The mentioning of the troubles can be seen in words such as these: The fifth angel poured his bowl on the throne of the beast, and its kingdom was in darkness; men gnawed their tongues in anguish and cursed the God of heaven for their pain and sores, and did not repent of their deeds (Rev 16:10-11). This discourse is about ulcers by which people will be seduced by the Antichrist, that is, a very specific physical punishment which can hardly be attributed to the corona virus, 80% of people with it suffering from the milder form and 3-4% from the deadly form, moreover those people afflicted on average between 70-80 years old. In the twelfth chapter we read about the appearance of a certain woman, with a crown of stars, clothed with the sun, and the moon at her feet, who was with child and cried out with her pangs of birth (Rev 12:2). Some commentators see in this image the Mother of God, but luminaries such as Hippolytus, Methodius and Andrew of Caesarea interpret this instead as representing the Church.
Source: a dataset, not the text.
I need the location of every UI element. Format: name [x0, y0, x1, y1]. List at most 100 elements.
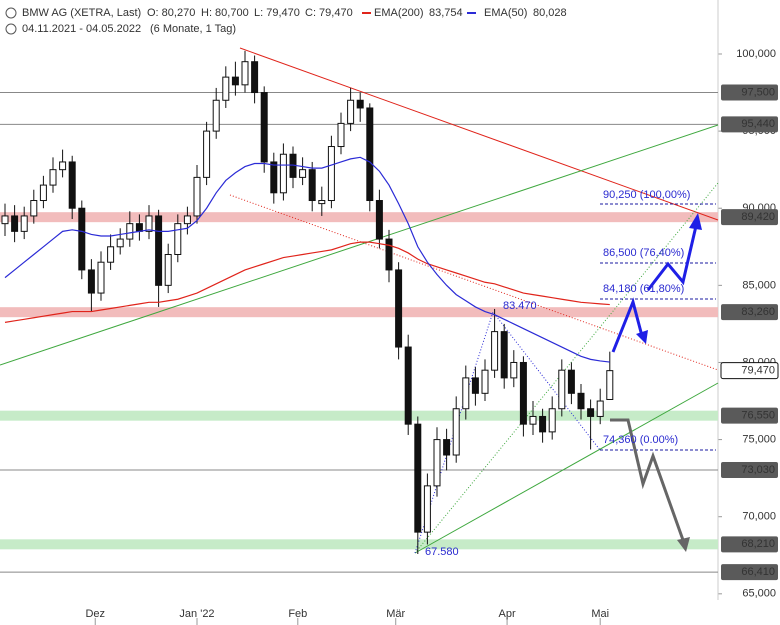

Thus, “pangs of birth” — this clear terminology, signifies the sufferings which the Christians will face during the end times. A direct analogy begs here with the words of the Apostle Paul: When people say, “There is peace and security,” then sudden destruction will come upon them as labor pains come upon a woman with child, and there will be no escape (1 Thess 5:3).
To summarize a little. In the Apocalypse there are indeed indications of illness, but they look in many ways much more concrete and frightening than the exaggerated panic surrounding the corona virus.
To say that today’s world events are some kind of a rehearsal for the future things to come of the seduction of people by the Antichrist, is fully possible, but this would still need to be realized based on the consequences of what will happen in the future.
It is not necessary for now to affirm something like that with a significant degree of probability. Should we, Christians, be afraid of possible future trials? Of course not. We are not waiting for the Antichrist, but for our Savior, and if anyone ever sees the end of the world, that time, despite all the hardships, should be a time of happy and patient expectation of meeting with Christ: Yea, come, Lord Jesus!